27 de novembro de 2025
O Grande banho da Marginal
Era um daqueles dias quentes em Moçâmedes, em que até as lagartixas, osgas e carochas procuram uma sombra. Eu, todo animado, decidi que nada melhor do que um mergulho na Marginal para refrescar a cabeça. Calcei as minhas chinelas, que mais tarde soube chamarem-se as havaianas mas naqueles tempos eram simplesmente chinelos de plástico, já meio gastas para não queimar os pés no asfalto quente que até parece derrete.
- Só queria cumprimentar o mar - disse, tentando manter a dignidade enquanto um grupo de miúdos ria ali perto.

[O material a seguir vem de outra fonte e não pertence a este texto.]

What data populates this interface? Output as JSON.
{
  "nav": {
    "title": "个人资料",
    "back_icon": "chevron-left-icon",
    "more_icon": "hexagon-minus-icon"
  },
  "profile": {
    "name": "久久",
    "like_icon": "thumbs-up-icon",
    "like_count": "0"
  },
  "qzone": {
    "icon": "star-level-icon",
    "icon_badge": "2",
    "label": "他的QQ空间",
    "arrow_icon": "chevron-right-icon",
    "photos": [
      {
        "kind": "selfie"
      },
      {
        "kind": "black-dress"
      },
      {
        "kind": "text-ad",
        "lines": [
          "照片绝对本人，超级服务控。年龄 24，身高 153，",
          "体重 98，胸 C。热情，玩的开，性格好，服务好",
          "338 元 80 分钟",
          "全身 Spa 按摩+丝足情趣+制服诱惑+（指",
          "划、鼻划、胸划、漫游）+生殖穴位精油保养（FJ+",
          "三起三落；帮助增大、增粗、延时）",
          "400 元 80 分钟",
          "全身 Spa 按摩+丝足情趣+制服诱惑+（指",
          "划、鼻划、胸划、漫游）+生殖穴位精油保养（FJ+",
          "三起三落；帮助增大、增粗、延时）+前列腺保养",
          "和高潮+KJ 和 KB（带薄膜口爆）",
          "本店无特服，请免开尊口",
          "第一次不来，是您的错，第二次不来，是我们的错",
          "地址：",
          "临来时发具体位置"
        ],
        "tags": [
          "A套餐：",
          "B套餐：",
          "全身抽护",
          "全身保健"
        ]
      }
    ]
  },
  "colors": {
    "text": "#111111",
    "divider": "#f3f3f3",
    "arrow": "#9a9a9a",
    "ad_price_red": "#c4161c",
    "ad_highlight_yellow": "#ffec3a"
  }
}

Não satisfeito, tentei de novo. Entrei devagarinho, calculando a maré, não escorregando nas pedras e afundei o meu corpo para fora da zona pedregosa. Respirei fundo mas assim num de repente fui atirado por outra onda desprogramada contra as pedras, hexágonos e assim ligeiramente esfolado olhei surpreendido com o boiar das minha chinelas que mais tarde eu ia saber eram havaianas irem mar fora. Elas se aguentaram no mar e eu atirado para as pedras. Elas não queriam ia à agua. Mundo contrariado.
Enquanto os miúdos, que se tinham aproximado, gritavam:
— Tio! As tuas sandálias são mais rápidas que a tua natação!
Ri com vontade de chorar e com a camisa, que sobrara porém enxarcada, caminhei para casa num andar tipo saltinhos para demorar menos tempo cada pé no chão.
Mas a verdade é que, apesar das quedas, das ondas teimosas e das sandálias fujonas… sai dali com um sorriso, andar novo e com a lição que mergulhar na marginal não era boa ideia, antes na praia que era ali tão perto. Porque banho na Marginal de Moçâmedes é assim mesmo: se não cair, não valeu!